As I am in the UK at the moment I have decided to write a few posts about some of my favourite walks and other sights around Cesky Krumlov.
At a place on the road from Lipno to Vyssi Brod, a little way after you pass Loucovice, you can pull into a carparking area called The Devil's Wall. This remarkable piece of geology sits at the top of an oxbow in the young River Vltava as it makes its way down from Lake Lipno. It is a large cliff of granite slabs left there during the Ice Age by a glacier and nothing is going to move it, not even modern engineering.
Having an afternoon free I decided to make a walk around the area. I parked at the car park but resisted the temptation to stand on the top of the cliffs, that could come as a climax to the walk, instead I followed a path indicated by red lines on the trees down through the forest to where Lake Lipno II (the smaller sister of the larger Lipno to the west) sat in the valley. I followed the path (now a small road) into Vyssi Brod and then took the circle route which runs back first along the northern edge of the lake and then along the northern bank of the River Vltava. The route enters a steep canyon where the giant slabs of granite lie in the riverbed and line the sides of the path.
I crossed the single-track railway line and left the cycle route to enter a nature reserve. The walk had been lovely up then but here it was stunning. Here the path runs right alongside the river which rushes and gushes its way, forcing its path through large granite boulders. This part of the river is called Certovy Proudy, the Devil's Torrents, and with some cause.
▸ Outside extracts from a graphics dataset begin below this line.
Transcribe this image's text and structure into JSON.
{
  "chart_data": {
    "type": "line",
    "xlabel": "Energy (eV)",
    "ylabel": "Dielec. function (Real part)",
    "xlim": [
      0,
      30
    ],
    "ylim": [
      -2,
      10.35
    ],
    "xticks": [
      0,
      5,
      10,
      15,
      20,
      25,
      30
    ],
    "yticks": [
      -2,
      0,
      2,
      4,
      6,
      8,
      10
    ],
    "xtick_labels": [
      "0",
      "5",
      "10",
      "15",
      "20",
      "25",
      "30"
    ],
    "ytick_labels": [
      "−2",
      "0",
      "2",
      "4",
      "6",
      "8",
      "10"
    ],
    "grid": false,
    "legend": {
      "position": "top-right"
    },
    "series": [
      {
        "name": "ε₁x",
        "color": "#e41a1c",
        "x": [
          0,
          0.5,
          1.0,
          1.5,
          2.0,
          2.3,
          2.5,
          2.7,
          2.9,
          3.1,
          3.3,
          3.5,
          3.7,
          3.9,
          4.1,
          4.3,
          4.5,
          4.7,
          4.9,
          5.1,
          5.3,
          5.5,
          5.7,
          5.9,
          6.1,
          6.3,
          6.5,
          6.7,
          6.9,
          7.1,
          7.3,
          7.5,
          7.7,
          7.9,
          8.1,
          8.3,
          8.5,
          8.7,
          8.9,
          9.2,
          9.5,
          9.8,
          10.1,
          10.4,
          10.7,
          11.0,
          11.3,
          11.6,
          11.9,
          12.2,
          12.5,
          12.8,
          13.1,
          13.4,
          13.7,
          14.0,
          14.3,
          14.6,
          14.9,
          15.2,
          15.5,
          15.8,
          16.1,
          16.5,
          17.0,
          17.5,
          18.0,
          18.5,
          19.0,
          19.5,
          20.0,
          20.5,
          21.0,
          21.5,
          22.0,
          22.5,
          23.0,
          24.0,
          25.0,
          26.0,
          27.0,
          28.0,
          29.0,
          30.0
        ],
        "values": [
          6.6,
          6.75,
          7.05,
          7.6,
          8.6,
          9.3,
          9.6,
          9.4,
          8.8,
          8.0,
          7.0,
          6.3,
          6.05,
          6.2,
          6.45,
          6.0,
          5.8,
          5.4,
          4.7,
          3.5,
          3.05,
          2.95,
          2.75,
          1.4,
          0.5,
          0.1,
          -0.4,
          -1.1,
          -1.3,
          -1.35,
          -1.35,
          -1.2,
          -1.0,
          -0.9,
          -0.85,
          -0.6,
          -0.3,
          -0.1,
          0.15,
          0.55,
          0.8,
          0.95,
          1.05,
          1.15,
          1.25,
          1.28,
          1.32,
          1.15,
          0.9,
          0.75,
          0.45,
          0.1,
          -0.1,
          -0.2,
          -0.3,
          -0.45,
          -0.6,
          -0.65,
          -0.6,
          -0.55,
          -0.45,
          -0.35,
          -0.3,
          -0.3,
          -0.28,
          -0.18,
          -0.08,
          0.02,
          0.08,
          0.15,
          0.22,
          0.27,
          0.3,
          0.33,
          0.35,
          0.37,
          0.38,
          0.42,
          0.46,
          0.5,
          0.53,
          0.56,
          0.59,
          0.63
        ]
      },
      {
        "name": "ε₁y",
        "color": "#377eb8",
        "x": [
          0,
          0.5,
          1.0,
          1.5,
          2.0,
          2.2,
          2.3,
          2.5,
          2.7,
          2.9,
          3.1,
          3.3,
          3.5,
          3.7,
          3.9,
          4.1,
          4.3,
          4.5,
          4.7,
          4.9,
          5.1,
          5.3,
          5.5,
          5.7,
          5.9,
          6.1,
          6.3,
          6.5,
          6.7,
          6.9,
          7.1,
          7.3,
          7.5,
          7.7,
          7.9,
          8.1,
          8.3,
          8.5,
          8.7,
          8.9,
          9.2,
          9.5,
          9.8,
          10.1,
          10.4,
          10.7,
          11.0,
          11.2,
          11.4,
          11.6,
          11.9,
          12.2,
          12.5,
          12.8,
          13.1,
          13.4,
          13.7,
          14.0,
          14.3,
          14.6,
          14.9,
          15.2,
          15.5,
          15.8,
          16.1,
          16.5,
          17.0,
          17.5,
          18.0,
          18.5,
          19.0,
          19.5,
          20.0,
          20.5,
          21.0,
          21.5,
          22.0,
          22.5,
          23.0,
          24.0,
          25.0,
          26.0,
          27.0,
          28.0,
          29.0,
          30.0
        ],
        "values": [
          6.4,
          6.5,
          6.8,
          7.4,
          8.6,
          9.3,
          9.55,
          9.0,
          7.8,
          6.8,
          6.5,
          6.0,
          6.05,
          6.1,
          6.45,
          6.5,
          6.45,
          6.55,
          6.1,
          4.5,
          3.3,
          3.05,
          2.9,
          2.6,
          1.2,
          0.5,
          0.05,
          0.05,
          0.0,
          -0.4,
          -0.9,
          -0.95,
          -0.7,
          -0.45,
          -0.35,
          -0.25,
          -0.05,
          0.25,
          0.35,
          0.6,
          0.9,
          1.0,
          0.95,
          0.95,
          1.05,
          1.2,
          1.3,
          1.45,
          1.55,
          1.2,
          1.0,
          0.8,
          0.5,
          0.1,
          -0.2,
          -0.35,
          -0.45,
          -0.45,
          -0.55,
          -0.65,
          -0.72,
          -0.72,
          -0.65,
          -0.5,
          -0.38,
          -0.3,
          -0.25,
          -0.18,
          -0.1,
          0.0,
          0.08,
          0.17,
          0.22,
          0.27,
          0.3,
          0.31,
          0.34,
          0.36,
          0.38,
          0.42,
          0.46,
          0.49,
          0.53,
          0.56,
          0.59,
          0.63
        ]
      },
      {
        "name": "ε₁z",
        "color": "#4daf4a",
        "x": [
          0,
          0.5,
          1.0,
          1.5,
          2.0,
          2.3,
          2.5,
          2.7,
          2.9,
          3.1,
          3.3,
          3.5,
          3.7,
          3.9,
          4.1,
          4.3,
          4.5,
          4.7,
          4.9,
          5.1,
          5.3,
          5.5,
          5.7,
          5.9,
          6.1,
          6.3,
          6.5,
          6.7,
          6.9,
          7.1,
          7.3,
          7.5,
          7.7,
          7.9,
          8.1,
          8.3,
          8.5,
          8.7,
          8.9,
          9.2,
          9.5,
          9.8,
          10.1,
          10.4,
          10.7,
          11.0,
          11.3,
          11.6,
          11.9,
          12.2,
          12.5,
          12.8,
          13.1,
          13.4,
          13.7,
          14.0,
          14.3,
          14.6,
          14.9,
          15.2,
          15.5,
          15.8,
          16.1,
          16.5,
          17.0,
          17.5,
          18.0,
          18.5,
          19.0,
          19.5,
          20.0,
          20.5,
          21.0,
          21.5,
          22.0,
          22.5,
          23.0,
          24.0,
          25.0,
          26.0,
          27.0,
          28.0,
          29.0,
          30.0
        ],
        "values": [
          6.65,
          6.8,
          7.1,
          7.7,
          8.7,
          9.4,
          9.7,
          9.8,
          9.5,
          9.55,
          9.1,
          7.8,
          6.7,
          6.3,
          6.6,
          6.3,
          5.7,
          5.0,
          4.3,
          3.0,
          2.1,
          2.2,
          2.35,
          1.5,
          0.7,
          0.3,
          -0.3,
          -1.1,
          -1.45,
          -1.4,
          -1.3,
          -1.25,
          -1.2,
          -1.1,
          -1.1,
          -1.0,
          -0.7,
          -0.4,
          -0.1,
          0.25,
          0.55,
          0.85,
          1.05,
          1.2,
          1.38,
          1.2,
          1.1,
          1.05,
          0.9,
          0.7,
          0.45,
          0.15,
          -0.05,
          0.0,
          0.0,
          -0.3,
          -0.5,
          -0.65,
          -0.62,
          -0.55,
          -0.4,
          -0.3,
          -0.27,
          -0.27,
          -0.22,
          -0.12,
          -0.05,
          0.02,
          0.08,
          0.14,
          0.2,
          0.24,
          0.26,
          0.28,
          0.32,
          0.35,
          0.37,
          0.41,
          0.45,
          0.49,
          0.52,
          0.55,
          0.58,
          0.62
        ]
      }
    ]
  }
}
The river is utterly impassable by canoe here and a sad tribute can be seen to one canoeist who presumably tried and failed. The woodland floor was covered with lily of the valley and other woodland flowers.
Having walked back along the road from Loucovice (a rather sad dull place dominated by its paper mill) towards my car, I took the short track to the top of the Devil's Wall. It was already dusk, but the views along the valley and of the trees clinging to rock were still impressive. I walked back to the car park, delighted to have another lovely walk to add to my collection.